12.81.Siz babanızın yanına dönün ve deyin ki: Babamız! Senin oğlun hırsızlık yapmıştır. Biz bildiğimiz kadarıyla olaya tanık olabildik. Biz gözlemlenebilir ötesi gerçeğe muhafız değiliz.

12.82.Gittiğimiz şehrin halkına da sorabilirsin beraber döndüğümüz kervancılara da sorabilirsin! Gerçekten de doğruyu söylüyoruz.

12.83.Dedi ki: Hayır, belli ki nefsiniz sizi yine bir şekilde yanlışa sürüklemiş! Gereken en güzel şekilde sabırlı olmaktır. Umarım Allah beni çocuklarımın hepsine birden kavuşturacaktır. O, bilendir, gerçeğin hükmünü ortaya koyandır.

12.84.Onlardan yüz çevirdi ve şöyle dedi: Yusuf için çok üzgünüm!  Hüznünden gözlerine ak düştü. İçi sızlıyordu.

12.85.Dediler ki: Allah’a yemin olsun ki hep Yusuf’u anıyorsun.
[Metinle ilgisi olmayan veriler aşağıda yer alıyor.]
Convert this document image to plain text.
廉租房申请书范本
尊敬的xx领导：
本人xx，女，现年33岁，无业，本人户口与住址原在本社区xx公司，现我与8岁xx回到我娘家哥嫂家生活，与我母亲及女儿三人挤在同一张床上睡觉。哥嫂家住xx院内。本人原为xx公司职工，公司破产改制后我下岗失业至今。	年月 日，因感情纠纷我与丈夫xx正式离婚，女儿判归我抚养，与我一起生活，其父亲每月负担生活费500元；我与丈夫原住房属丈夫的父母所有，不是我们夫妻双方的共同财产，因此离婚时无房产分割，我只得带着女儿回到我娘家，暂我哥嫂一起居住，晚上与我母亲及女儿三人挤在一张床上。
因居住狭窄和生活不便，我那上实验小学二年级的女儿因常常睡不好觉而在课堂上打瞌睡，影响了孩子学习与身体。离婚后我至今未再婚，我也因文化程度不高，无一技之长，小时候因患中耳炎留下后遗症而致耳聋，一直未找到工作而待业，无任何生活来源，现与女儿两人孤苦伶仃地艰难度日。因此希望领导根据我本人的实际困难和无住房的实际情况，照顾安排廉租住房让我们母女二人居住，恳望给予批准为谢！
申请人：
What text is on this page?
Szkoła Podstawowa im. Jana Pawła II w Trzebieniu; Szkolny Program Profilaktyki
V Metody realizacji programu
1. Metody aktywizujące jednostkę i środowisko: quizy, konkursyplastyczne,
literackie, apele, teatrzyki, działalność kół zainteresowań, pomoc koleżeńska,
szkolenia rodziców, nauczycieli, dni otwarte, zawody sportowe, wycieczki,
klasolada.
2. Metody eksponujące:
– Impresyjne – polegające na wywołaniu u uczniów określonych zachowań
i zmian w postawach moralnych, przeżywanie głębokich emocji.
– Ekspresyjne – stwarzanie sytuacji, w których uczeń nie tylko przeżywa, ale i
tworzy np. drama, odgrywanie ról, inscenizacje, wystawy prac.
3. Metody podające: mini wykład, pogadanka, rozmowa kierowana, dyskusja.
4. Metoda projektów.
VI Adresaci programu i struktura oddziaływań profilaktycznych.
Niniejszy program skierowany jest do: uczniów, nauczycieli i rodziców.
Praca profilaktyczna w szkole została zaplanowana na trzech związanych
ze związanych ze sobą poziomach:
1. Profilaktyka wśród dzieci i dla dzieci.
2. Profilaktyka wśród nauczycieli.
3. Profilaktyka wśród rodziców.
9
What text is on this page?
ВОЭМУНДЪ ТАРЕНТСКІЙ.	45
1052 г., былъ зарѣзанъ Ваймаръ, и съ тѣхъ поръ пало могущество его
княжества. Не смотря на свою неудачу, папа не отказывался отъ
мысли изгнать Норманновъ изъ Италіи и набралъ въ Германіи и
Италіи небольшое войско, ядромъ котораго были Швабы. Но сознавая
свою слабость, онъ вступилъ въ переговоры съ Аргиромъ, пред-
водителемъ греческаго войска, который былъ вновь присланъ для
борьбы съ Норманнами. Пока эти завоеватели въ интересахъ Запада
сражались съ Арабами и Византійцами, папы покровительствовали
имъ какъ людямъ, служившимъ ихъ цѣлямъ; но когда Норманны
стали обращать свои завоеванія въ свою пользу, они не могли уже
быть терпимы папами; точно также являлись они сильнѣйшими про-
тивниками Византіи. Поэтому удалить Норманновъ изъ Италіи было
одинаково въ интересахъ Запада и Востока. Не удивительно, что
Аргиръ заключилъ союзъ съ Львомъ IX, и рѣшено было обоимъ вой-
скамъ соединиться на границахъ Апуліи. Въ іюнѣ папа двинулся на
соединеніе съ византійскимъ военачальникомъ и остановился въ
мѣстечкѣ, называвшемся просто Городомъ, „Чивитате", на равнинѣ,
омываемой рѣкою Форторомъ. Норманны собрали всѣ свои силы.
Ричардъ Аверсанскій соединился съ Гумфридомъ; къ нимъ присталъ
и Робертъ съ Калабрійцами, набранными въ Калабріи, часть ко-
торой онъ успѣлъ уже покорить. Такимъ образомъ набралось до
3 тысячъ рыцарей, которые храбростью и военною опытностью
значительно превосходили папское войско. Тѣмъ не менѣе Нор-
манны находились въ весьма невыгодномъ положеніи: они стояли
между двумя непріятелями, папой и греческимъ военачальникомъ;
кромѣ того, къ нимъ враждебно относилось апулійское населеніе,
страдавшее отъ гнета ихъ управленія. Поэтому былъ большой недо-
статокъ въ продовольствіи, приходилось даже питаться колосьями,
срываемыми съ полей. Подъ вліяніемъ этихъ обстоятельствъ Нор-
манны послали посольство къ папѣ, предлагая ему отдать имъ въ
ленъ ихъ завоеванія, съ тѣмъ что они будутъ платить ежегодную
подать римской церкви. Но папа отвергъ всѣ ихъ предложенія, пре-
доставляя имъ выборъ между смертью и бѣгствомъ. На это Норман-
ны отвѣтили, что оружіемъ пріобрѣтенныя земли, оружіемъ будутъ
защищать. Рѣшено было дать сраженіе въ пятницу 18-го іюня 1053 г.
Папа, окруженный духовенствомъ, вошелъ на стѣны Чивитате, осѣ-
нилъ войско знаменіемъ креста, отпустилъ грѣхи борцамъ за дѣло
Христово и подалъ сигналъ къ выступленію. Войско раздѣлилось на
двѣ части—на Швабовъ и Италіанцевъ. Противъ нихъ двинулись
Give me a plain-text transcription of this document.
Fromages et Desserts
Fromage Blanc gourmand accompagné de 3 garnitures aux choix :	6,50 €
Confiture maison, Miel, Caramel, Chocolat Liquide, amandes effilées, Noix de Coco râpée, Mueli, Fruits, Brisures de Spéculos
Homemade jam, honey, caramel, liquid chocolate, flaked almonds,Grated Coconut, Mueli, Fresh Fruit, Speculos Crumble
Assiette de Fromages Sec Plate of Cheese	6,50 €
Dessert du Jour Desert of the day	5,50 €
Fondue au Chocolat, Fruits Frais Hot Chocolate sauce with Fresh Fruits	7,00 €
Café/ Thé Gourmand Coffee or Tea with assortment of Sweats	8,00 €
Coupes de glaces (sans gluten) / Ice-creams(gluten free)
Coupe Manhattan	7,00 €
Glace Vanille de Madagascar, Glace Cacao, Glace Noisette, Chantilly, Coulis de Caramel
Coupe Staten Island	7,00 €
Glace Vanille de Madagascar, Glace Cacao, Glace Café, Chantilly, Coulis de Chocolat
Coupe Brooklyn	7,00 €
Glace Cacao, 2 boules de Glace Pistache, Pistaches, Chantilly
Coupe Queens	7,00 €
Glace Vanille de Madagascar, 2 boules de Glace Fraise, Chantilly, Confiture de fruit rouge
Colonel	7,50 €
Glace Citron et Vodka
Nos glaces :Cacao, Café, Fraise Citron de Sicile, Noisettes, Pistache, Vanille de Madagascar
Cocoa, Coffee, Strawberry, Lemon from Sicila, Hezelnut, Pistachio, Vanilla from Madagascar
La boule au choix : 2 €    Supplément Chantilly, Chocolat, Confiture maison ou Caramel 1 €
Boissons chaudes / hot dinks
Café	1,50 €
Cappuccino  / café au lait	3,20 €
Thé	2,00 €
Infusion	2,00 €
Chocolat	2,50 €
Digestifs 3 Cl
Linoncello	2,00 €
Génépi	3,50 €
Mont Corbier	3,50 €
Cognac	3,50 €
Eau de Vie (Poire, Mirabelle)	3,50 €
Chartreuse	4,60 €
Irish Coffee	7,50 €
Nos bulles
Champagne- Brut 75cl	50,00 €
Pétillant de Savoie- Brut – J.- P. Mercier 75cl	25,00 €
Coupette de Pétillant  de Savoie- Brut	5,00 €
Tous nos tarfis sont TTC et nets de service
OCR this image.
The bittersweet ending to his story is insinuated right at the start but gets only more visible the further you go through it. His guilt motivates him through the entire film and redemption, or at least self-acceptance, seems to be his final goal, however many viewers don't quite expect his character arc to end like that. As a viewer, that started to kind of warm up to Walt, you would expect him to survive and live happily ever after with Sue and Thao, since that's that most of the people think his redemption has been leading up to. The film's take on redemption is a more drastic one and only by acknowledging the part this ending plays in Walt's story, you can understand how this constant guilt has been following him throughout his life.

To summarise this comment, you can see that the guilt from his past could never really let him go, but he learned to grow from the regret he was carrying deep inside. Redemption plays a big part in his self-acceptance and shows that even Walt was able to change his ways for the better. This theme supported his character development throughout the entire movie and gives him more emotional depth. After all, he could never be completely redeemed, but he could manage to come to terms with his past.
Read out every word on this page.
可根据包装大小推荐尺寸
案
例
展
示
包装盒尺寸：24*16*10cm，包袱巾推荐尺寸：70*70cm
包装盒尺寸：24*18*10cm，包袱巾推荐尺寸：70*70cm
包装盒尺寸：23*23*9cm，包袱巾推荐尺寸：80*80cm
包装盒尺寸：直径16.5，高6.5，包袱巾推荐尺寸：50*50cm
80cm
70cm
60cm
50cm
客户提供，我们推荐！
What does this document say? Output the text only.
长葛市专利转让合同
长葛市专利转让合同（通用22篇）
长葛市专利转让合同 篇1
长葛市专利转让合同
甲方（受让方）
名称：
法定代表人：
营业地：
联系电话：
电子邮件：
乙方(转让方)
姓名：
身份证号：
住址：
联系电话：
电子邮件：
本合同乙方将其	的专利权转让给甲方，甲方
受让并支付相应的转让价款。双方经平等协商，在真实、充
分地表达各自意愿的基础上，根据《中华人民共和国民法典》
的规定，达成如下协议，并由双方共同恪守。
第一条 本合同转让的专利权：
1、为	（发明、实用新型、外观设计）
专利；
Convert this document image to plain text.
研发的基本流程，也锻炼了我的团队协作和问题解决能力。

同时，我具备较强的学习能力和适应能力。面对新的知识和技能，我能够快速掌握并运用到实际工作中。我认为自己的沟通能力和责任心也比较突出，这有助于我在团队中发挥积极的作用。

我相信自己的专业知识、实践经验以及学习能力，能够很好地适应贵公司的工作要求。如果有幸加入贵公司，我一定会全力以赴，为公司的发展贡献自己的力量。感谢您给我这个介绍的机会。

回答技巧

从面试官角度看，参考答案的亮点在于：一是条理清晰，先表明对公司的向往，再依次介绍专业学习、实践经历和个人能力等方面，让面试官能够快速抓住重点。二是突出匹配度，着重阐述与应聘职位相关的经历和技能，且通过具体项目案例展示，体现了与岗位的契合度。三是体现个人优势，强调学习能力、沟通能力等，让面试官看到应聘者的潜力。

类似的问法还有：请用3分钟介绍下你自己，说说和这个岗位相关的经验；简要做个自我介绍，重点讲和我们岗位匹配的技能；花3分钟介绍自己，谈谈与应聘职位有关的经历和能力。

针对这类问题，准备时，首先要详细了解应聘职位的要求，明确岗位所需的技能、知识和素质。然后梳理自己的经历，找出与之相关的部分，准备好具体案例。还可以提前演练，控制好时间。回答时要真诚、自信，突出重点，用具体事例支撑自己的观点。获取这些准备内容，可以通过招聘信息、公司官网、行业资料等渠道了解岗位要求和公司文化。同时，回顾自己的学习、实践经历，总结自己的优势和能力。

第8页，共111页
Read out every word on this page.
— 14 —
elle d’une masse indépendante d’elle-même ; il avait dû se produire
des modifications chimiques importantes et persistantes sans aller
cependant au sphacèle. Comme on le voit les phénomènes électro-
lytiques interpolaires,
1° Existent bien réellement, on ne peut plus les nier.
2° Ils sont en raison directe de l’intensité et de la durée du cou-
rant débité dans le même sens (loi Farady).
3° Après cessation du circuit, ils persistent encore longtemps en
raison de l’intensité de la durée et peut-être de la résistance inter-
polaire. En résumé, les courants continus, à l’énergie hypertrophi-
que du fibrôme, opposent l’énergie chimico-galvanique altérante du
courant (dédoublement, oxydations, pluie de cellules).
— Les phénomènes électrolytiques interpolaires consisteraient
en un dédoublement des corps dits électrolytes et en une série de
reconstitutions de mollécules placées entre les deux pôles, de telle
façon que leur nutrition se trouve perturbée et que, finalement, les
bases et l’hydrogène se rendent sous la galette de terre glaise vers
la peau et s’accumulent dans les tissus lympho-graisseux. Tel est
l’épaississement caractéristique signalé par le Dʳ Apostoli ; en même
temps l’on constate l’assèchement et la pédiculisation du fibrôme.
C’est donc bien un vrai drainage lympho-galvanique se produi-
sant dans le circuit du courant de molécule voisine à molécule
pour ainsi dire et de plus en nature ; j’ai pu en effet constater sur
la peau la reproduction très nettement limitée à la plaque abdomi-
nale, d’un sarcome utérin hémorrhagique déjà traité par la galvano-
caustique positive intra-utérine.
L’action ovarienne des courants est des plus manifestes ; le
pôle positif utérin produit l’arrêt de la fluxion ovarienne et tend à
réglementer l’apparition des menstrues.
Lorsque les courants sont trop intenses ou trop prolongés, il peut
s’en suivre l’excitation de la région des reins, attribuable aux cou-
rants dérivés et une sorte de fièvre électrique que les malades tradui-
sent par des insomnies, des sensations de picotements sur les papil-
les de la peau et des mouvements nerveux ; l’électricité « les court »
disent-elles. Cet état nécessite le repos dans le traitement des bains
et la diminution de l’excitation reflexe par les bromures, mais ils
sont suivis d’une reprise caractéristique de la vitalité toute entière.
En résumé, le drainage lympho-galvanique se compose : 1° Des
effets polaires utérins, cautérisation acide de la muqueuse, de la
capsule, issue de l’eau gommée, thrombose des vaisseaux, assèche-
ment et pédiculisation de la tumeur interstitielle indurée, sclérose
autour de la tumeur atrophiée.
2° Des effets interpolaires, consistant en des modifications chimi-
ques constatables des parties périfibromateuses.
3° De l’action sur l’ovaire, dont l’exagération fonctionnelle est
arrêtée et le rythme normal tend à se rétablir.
Bu gidişle ya hastalanıp yatağa düşeceksin ya da ölüp gideceksin!

12.86.Dedi ki: Ben kederimi hüznümü Allah’a arz ediyorum. Doğrusu Allah’tan olan, sizin bilemediğinizi bilirim.

12.87.Oğullarım! Gidin, Yusuf ve kardeşinin durumunu araştırın. Allah’ın rahmetinden ümidinizi kesmeyin. Allah’ın rahmetinden Ancak dikkate almaz olan zıtlaşanlar ümit keser.

12.88.Ne zaman ki yeniden Yusuf’un huzuruna çıktılar, şöyle dediler: Ey Aziz!  Biz ve ehlimiz sıkıntıya uğradık. Değeri düşük bir meblağ ile geldik. Sen yine de bize ölçeği tam yap ve bize lütfunla muamele et. Elbet Allah lütufkâr olanlara karşılığını verir.

12.89.Dedi ki: Yusuf ve kardeşine ne yaptığınızın farkında mısınız? Zira bu yaptıklarınız tam bir cahillik!

12.90.Dediler ki: Yoksa şimdi sen Yusuf musun? Dedi ki: Ben Yusuf, bu da kardeşim! Allah bize çok lütufta bulundu. Kim ki uygun iradeli olur ve sabır gösterir bilesiniz ki Allah gereğince davrananların ecrini zayi etmez.

12.91.Dediler ki: Allah’a yemin olsun ki seni bize üstün tutmuştur. Biz çok hatalar işledik.

12.92.Dedi ki: Bugün azarlanacak değilsiniz. Allah sizi bağışlasın! Doğrusu en merhametli olan O’dur.

12.93.Şimdi gidin bu gömleğimi babamın yüzüne sürün ki gözleri açılsın. Ailelerinizi de alın ve hep birlikte bana gelin.

12.94.Kafile yola çıktığı an babaları şöyle diyordu: Kesinlikle ben Yusuf’un kokusunu alıyorum. Keşke siz de saçmaladığımı düşünmeseydiniz.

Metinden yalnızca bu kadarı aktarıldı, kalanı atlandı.